RBI is mandated to maintain headline inflation at 4 per cent, but can lean 2 per cent on either side.

However, CPI inflation has remained above the median target for the last nine months, after excluding the imputed prints for April and May, due to the massive supply disruptions caused by the pandemic couple with a severe demand compression.

The GDP shrank 23.9 per cent in the April-June period, with analysts expecting growth to contract 8-12 per cent in FY21. With rising inflation and falling GDP, it remains to be seen how the central bank will strike a balance between price stability and growth.

A few also note that monetary policy is somewhat powerless to prevent growth going sideways for two reasons. One, the transmission of rate cuts to real lending rates by banks has been inadequate. Two, commercial credit flow has slowed due to the unwillingness of companies to borrow and banks to lend.

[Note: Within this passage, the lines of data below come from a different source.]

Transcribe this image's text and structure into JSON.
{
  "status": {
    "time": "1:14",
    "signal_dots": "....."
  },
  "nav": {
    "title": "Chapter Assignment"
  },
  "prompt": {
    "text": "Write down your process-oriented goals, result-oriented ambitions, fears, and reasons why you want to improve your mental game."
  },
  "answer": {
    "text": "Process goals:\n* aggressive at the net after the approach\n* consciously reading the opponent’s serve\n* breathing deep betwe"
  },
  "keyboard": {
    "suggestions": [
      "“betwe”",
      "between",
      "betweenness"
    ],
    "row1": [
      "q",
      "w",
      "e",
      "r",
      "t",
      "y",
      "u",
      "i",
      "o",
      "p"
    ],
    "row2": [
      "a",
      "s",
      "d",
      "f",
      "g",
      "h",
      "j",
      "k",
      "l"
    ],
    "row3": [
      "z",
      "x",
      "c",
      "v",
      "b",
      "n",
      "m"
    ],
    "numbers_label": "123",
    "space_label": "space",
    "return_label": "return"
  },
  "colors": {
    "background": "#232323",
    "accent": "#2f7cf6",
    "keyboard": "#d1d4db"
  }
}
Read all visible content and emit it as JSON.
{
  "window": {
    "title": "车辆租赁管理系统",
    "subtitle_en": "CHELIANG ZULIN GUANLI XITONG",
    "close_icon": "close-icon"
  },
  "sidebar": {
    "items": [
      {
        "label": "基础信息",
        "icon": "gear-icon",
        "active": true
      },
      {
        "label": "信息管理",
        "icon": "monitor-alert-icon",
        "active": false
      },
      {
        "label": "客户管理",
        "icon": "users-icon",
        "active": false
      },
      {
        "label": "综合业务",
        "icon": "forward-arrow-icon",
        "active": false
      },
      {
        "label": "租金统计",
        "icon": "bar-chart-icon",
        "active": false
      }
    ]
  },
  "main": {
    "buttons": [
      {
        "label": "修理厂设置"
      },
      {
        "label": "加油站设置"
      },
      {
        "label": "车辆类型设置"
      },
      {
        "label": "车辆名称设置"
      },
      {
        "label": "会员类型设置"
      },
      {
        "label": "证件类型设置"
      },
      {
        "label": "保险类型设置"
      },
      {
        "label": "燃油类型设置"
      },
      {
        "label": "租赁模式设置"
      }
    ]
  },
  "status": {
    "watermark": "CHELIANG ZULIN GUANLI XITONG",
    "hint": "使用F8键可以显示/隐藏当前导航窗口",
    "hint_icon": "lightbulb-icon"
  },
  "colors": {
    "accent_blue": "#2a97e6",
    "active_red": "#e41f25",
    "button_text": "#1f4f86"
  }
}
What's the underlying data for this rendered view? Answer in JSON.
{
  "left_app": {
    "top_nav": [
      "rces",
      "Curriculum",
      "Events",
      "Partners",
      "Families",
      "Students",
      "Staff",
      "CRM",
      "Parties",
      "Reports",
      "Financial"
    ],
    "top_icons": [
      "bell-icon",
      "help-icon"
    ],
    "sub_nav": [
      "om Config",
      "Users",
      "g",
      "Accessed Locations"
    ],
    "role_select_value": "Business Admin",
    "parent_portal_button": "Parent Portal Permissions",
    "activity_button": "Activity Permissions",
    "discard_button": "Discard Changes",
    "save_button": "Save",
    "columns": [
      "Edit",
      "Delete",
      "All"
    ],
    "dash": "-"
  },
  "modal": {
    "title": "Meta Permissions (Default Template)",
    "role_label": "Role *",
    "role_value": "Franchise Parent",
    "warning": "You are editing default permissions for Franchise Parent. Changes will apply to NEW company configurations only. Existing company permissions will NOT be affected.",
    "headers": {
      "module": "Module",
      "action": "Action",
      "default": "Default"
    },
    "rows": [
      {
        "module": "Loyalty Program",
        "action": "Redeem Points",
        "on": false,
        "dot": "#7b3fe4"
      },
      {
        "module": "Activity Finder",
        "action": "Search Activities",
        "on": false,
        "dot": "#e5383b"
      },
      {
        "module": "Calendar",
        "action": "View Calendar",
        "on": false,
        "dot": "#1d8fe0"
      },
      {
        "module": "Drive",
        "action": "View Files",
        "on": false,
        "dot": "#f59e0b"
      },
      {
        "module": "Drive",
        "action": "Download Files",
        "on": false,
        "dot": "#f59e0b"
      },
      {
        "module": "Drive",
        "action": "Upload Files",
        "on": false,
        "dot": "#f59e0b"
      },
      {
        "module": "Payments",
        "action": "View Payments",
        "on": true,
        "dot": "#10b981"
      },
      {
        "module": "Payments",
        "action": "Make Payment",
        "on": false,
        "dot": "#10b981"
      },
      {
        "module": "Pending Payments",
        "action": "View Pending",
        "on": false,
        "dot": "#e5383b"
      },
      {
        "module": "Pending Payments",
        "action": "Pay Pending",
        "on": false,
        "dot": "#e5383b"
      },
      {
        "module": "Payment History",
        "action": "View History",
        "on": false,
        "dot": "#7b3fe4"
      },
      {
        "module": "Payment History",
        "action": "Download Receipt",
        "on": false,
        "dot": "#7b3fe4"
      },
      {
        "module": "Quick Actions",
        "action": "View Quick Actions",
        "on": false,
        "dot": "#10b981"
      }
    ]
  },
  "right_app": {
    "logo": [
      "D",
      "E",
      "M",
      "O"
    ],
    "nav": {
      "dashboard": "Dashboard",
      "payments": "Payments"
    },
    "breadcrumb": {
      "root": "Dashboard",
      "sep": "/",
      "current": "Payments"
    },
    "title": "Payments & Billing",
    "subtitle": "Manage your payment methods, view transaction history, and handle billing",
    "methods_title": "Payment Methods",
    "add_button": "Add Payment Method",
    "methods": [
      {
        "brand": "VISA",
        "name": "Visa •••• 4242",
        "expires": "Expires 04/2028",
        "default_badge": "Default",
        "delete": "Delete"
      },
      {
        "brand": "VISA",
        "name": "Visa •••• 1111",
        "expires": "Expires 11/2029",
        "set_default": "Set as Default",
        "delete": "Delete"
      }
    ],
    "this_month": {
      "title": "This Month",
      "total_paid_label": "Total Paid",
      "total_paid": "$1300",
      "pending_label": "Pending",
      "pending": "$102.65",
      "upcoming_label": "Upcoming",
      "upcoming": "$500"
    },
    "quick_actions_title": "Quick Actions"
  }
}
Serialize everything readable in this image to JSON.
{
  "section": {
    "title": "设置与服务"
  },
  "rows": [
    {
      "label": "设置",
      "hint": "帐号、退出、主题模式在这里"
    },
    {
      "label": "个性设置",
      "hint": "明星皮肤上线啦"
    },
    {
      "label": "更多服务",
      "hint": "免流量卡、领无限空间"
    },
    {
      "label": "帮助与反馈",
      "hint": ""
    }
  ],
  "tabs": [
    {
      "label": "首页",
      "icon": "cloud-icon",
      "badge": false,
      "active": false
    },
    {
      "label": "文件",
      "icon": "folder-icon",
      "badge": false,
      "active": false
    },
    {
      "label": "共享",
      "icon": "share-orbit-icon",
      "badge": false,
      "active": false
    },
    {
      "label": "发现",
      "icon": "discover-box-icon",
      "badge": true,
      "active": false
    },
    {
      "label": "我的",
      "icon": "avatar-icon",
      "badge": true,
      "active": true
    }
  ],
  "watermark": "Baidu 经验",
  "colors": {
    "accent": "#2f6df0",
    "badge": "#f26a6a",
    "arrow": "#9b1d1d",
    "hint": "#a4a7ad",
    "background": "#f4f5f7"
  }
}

"The reduction in the policy rate has not transmitted fully to the credit market, and credit growth remains negative, at -1.5 per cent (April to August), in spite of a 115-point cut in the repo rate since the pandemic began," pointed out M Govinda Rao, chief economic Adviser, Brickwork Ratings.

Rao added that banks, particularly the public sector, continue to park their excess liquidity (which is more than Rs 6.5 lakh crore on a daily basis) in the RBI's reverse repo window at a rate of 3.35 per cent. Even on the retail side, Bajoria noted, there seems to be a sense of fatigue with interest rates on new loans rising for the first time in 2020.

According to Madan Sabnavis, chief economist, Care Ratings, core inflation is likely to remain sticky in September, too on account of high inflation in the miscellaneous segment.

"That apart, the liquidity situation is comfortable while bank credit growth has been negative. Under these conditions the decision may steer towards another pause," Sabnavis noted.

Differing from the dominant view, however, Bank of America Securities, sees room for a 15 bps rate cut, with CPI inflation dropping to 2.5-3 per cent in October-March.

"We expect the new RBI MPC to cut 15 bps on October 1. While it would surely prefer sub-6 per cent inflation for its first rate cut, time is running out with the 'busy' industrial season commencing October," Bank of America Securities' economists noted.